Mas … sim, o Estado deve proporcionar níveis mínimos de decência, dignidade e igualdade de oportunidades a todos os cidadãos. Não vejo discussão sobre a necessidade e justeza do tema…. A ressalvar que não está em causa uma esmola caridosa, mas um contrato com obrigações e direitos de ambos os lados.

Por outro lado, há a questão algo subjetiva da “justiça” na amplitude. É justo que um Diretor Geral ganhe mais do que um operário, mas essa diferença ser 300 vezes superior à média da empresa, já se torna muito questionável. Pode-se argumentar que um excelente CEO (já vale mais, só com esta sigla) é uma pérola rara, sujeita à regulação de uma relação de oferta-procura, que, se assim é paga, é porque merece: “É o preço!”? Não, há situações obescenas e não faltam salteadores de empresas perdidas.

As injustiças na circulação da riqueza não estão apenas nas disparidades dos rendimentos. Algo mais trivial como não pagar impostos e beneficiar dos serviços públicos pagos pela contribuição de outros é injusto, apesar de não existir grande consenso quando à falta de ética desta habilidade. Obviamente que se a utilização dos impostos fosse judiciosa e honesta, seria mais fácil condenar os fugitivos…

Estamos a falar de roubos, no sentido amplo da palavra, quando alguém abusivamente se apropria indevidamente de um valor material, ou priva outro de um direito.

Roubar é crime, certo, e não falta legislação a tipificar roubos. Mas há disparidades e imoralidades para as quais não é tão evidente conseguir um remédio por força de lei. E então? O que não tem remédio, remediado está?

21 outubro 2019

Pobres e ricos, justiça e injustiça (I)


Ao constatar a disparidade entre os extremamente ricos que ostentam, esbanjam e desperdiçam e os extremamente pobres que não têm pão, teto nem cuidados de saúde, não é difícil constatar a existência de um problema de justiça neste mundo. Obviamente que haverá gente mais rica do que a média por mérito próprio, por terem honestamente gerado a riqueza que possuem e alguns pobres que o são por sua responsabilidade, por não fazerem o mínimo esforço para criar e manter meios decentes de subsistência, que estariam ao seu alcance. Se isto é verdade, também é verdade que a questão não começa nem acaba num “Quem quer bolota, trepa!”.
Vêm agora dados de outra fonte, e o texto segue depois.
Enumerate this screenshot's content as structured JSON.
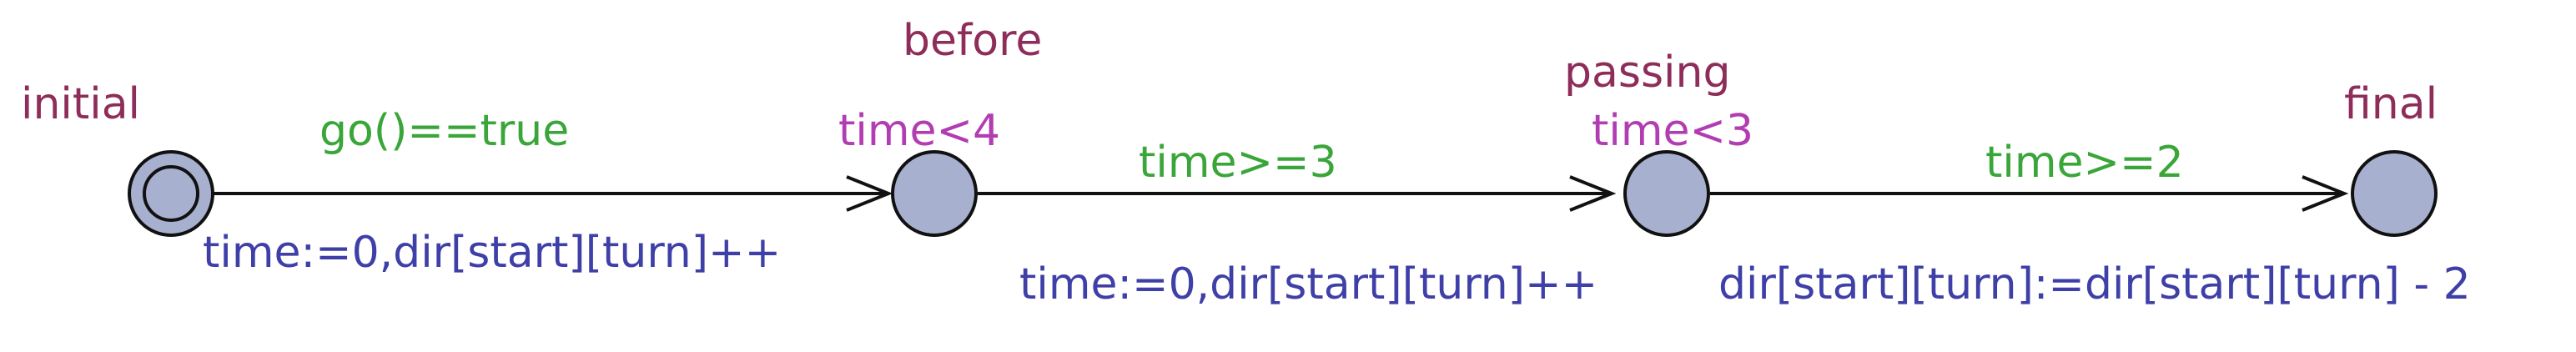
{
  "colors": {
    "location_name": "#8e2d5a",
    "invariant": "#b23cb2",
    "guard": "#3aa63a",
    "update": "#3f3fa8",
    "state_fill": "#a8b0d0",
    "stroke": "#111111"
  },
  "locations": [
    {
      "id": "initial",
      "name": "initial",
      "invariant": "",
      "is_initial": true
    },
    {
      "id": "before",
      "name": "before",
      "invariant": "time<4",
      "is_initial": false
    },
    {
      "id": "passing",
      "name": "passing",
      "invariant": "time<3",
      "is_initial": false
    },
    {
      "id": "final",
      "name": "final",
      "invariant": "",
      "is_initial": false
    }
  ],
  "transitions": [
    {
      "from": "initial",
      "to": "before",
      "guard": "go()==true",
      "update": "time:=0,dir[start][turn]++"
    },
    {
      "from": "before",
      "to": "passing",
      "guard": "time>=3",
      "update": "time:=0,dir[start][turn]++"
    },
    {
      "from": "passing",
      "to": "final",
      "guard": "time>=2",
      "update": "dir[start][turn]:=dir[start][turn] - 2"
    }
  ]
}
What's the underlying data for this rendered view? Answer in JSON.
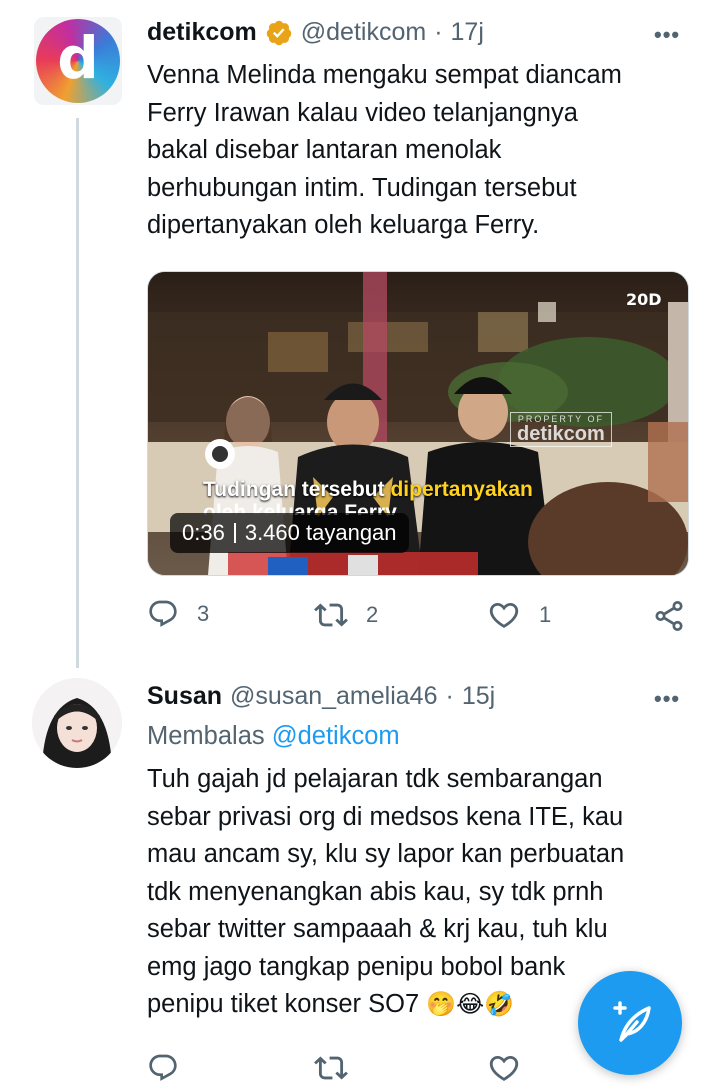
{
  "tweet1": {
    "avatar_letter": "d",
    "name": "detikcom",
    "handle": "@detikcom",
    "separator": "·",
    "time": "17j",
    "more": "•••",
    "lines": [
      "Venna Melinda mengaku sempat diancam",
      "Ferry Irawan kalau video telanjangnya",
      "bakal disebar lantaran menolak",
      "berhubungan intim. Tudingan tersebut",
      "dipertanyakan oleh keluarga Ferry."
    ],
    "video": {
      "channel_logo": "20D",
      "watermark_top": "PROPERTY OF",
      "watermark_brand": "detikcom",
      "caption_white": "Tudingan tersebut ",
      "caption_yellow": "dipertanyakan",
      "caption_line2": "oleh keluarga Ferry",
      "duration": "0:36",
      "views": "3.460 tayangan"
    },
    "actions": {
      "replies": "3",
      "retweets": "2",
      "likes": "1"
    }
  },
  "tweet2": {
    "name": "Susan",
    "handle": "@susan_amelia46",
    "separator": "·",
    "time": "15j",
    "more": "•••",
    "reply_prefix": "Membalas ",
    "reply_mention": "@detikcom",
    "lines": [
      "Tuh gajah jd pelajaran tdk sembarangan",
      "sebar privasi org di medsos kena ITE, kau",
      "mau ancam sy, klu sy lapor kan perbuatan",
      "tdk menyenangkan abis kau, sy tdk prnh",
      "sebar twitter sampaaah & krj kau, tuh klu",
      "emg jago tangkap penipu bobol bank",
      "penipu tiket konser SO7 "
    ],
    "emojis": "🤭😂🤣"
  },
  "fab": {
    "icon": "compose-icon"
  },
  "colors": {
    "accent": "#1d9bf0",
    "muted": "#536471",
    "verified": "#e8a317"
  }
}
É relativamente fácil defender uma atitude de ataque, tipo Robin dos Boques, de tirar aos ricos para dar aos pobres, numa ótica de que ladrão que rouba a ladrão tem direito a perdão e, mais do que perdão, terá mesmo obrigação. A necessidade de haver alguma (re)distribuição da riqueza é inquestionável, mas é ingénuo acreditar que tudo se resolve apenas montando e ajustando um franco sistema de vazos comunicantes… até porque o que se distribui não vem de uma nascente espontânea, onde apenas faltaria definir a respetiva repartição.

Numa perspetiva de dinâmica sustentável, que é a de um mundo vivo como o nosso, não se pode falar de riqueza e esquecer a sua criação, porque sem criação, a prazo, acabará por não haver nada para distribuir. E a criação da riqueza envolve iniciativa, riscos e rasgo e… prémio. Sem prémio não haverá criação de riqueza e das tentativas empreendidas sairão sucessos e fracassos. Algumas iniciativas terão muito sucesso, outras pouco, por vezes resultado neutro e muitas provocarão perdas em vez de ganhos.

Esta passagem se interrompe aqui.